Laura Marholm
Laura Marholm was a Baltic-German writer and critic whose work focused on women's biographies, novels, and early feminist literary criticism.
- Lived
- 1854–1928
- Nationality
- Baltic-German
- Language
- English
Laura Katharina Marholm (1854–1928) was a Baltic-German writer, critic, and biographer whose work significantly contributed to early feminist discourse. Writing during the late nineteenth and early twentieth centuries, Marholm focused her literary efforts on the lives, psychology, and social roles of women. Her output spanned multiple genres, including novels, biographical portraits of women, and pioneering works of literary criticism.

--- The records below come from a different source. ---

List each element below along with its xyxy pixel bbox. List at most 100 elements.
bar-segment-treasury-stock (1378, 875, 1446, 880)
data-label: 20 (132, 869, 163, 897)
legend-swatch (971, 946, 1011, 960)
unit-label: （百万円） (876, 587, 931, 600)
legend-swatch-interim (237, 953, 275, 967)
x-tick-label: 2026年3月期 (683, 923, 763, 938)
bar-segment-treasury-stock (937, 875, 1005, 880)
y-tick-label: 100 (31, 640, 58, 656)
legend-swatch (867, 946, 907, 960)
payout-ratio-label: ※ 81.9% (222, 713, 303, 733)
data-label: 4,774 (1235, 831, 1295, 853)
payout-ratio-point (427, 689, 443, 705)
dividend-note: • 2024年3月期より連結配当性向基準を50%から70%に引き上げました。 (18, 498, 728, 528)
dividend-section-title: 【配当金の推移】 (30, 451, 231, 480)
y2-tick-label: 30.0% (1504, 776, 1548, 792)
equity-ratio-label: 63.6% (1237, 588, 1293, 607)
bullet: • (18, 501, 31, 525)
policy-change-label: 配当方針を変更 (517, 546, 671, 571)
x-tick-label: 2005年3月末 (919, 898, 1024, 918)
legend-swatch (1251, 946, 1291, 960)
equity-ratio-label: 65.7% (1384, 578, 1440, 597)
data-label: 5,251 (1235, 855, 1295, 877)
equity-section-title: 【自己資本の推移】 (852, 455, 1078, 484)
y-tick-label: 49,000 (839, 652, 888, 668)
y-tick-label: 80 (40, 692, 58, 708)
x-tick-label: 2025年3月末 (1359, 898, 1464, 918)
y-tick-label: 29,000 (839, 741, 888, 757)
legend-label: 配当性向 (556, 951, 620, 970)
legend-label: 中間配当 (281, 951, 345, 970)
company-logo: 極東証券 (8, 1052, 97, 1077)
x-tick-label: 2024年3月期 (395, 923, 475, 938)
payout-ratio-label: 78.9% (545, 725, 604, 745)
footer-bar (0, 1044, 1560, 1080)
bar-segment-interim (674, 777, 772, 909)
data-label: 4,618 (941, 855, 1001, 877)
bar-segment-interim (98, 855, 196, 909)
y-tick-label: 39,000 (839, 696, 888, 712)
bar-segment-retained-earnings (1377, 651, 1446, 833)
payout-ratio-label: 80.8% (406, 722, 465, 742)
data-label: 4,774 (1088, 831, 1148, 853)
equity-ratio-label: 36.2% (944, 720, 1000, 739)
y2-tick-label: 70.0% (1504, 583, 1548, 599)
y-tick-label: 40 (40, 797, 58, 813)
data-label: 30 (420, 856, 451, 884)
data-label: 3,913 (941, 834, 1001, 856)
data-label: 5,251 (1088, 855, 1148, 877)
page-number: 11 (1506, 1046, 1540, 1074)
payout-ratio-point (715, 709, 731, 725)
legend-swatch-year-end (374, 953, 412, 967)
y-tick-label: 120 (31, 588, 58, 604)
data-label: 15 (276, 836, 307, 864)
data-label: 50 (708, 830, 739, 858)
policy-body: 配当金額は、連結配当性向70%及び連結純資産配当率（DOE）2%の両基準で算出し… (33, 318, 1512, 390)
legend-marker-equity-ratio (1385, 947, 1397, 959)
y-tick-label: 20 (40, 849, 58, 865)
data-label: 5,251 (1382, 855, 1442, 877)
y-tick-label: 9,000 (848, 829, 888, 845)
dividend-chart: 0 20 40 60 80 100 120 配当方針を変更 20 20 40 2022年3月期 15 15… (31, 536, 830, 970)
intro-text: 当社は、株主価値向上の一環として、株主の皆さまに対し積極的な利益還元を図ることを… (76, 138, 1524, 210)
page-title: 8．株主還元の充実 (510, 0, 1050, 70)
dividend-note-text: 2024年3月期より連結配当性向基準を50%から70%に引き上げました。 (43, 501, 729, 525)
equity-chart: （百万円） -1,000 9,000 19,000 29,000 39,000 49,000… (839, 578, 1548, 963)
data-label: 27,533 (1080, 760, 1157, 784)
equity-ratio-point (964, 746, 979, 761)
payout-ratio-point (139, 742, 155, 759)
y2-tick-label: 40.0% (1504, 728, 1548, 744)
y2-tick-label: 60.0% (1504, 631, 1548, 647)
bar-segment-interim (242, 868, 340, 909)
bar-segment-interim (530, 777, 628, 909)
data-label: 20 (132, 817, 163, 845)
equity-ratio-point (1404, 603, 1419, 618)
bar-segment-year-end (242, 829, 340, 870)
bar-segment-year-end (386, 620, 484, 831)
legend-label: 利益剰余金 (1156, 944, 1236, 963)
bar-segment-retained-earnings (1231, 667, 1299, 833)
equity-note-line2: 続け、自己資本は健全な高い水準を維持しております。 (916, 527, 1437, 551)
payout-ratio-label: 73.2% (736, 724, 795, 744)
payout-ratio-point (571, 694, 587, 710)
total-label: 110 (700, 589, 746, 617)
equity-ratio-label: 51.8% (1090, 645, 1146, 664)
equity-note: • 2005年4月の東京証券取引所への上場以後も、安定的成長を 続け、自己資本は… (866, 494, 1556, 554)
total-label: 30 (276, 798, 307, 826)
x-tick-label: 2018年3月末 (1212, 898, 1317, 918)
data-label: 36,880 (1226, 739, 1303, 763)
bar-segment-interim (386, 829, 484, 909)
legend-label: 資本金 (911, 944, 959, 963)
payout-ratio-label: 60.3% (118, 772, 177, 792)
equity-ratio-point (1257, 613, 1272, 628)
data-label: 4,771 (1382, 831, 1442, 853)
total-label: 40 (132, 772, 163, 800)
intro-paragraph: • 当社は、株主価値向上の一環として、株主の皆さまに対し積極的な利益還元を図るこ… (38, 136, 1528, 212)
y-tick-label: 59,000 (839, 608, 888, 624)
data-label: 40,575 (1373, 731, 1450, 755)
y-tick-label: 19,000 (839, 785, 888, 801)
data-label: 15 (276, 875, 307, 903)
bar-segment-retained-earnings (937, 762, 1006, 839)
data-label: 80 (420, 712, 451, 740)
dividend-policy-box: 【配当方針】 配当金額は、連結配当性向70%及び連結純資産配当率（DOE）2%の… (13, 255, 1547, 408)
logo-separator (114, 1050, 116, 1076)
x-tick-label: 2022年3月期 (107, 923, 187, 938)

Marholm's fiction frequently featured female protagonists who sought and found fulfillment within the institution of marriage, a thematic choice that reflected her complex relationship with the broader feminist movement of her era. While she identified as a "New Woman" and actively wrote about feminist issues, her specific beliefs regarding gender relations and domesticity alienated some contemporary feminists, who did not view her as part of their movement. Marholm maintained that literature possessed the power to improve and harmonize relations between genders.
In addition to her creative writing, Marholm was a trailblazer in what would later be termed "gynocriticism"—the study of women as writers. Nearly seventy years before the term was formally coined, she engaged in feminist literary criticism, with a particular focus on analyzing the works and lives of Nordic women authors. Through these critical essays and biographies, she sought to carve out a distinct space for female intellectual and artistic expression.